Welcome back to WorkSpace, a new series featuring an inside look at the places where local artists roll up their sleeves and take care of business. For each installment, I’ll bring an interview with a local C-U artist, complete with photographs of their work, to showcase his or her craft and expertise.
This week we journey to the Independent Media Center Gallery (IMC) near Lincoln Square Mall to meet resident artist Travis Hocutt. Hocutt is a multidisciplinary artist who is currently exploring constellations.
Smile Politely: Tell us about your current work, disciplines, techniques and what resources you use to develop them.
Travis Hocutt: My current work is an exploration of different ways to map the Centaurus constellation. The constellation includes Alpha Centauri which is the solar system containing the nearest earth-like planet we have found to date. In finding different ways to express the constellation in two and three-dimensional formats I hope to suggest a possibility or desire to travel to this distant world even if this journey is not physical. The maps vary widely from sculptures made of aluminum tubing, to 3-D renderings, to more traditional maps designed with a combination of Indesign, Illustrator, and Photoshop. More sophisticated three-dimensional map sculptures are on the way and will include inset lights to represent the stars. I begin the design or construction with a very specific idea of how I would like it to look, and employ whatever tools necessary to achieve the goal sometimes teaching myself new tools, processes, or programs in the process.

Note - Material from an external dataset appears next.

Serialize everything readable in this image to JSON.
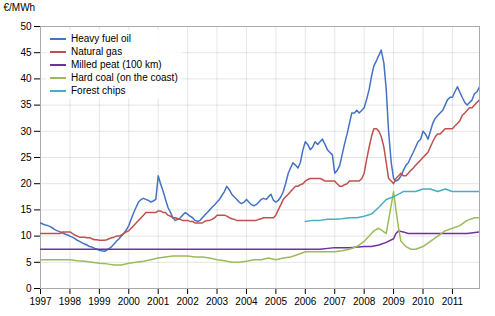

SP: Your work is influenced by science, how humans face their curiosity about the unknown and this need to turn the universe into something tangible. How long have you been focused on this, and why?
Hocutt: My work has been about human curiosity and exploration for as long as it has been about any one thing. I find the frameworks through which we interact with the world to be one of the most fascinating things about us, and that curiosity and wonder are some of the brightest parts of what make us human.
SP: You are a person who has lived in many places, how was this experience for you?
Hocutt: Having moved every two to six years has framed life as a sort of travel. I would be afraid to get stuck in one place for the rest of my life. I’ve grown to enjoy moving quite a bit and I’m very good at packing a moving truck.
SP: Of all places where you’ve been (Finland, Norway, Argentina. to name a few) which one do you think has been the most influential location, and why?
Hocutt: When I traveled to Argentina for my final semester of undergraduate study, I went having never studied Spanish. People had assured me that in any major city, though it may annoy them, people would be able to speak some English. This was not the case. I spent my time there trying to get some workable grasp of the language as fast as I could in order to do simple things like go to the grocery store and ride public transportation. During this process I became very good at understanding words and meaning through context and gesture when the words were completely beyond me. This ability has proved invaluable in all of my travels.
SP: Are you interested in exploring some other disciplines, or is there anyone with whom you would like to collaborate?
Hocutt: I think I could have a healthy collaboration with any person investigating similar themes who had a skill set that I do not. I would love to collaborate with a designer, a welder, or a sculptor with experience working on a large scale, as these are areas that I think about often.
SP: Could you recommend a film and explain why you chose it?
Hocutt: The original Solaris (in Russian). This film beautifully captures the infinite enormousness of space by engaging its physiological vastness, in a similar way to the incredible 2001: A Space Odyssey. In the film, and the book by Stanislaw Lem (which is even better), mankind comes across an object or entity which is absolutely beyond comprehension. In this way it eschews the classic roles of the extraterrestrial — which are typically either peaceful or warlike — and takes on a much more realistic role as a manifestation of the unknown and unknowable.
SP: Where and when can we see your work locally?
Hocutt: I am currently Artist of the Corridor and have work up at the Urbana City Hall, and the Urbana Free Library. I also have some work up at the UCIMC where I am the Artist in Residence. I will be showing work in the gallery space there in April as part of the Boneyard Arts Festival. I will also be showing work at CoLab in downtown Urbana in March.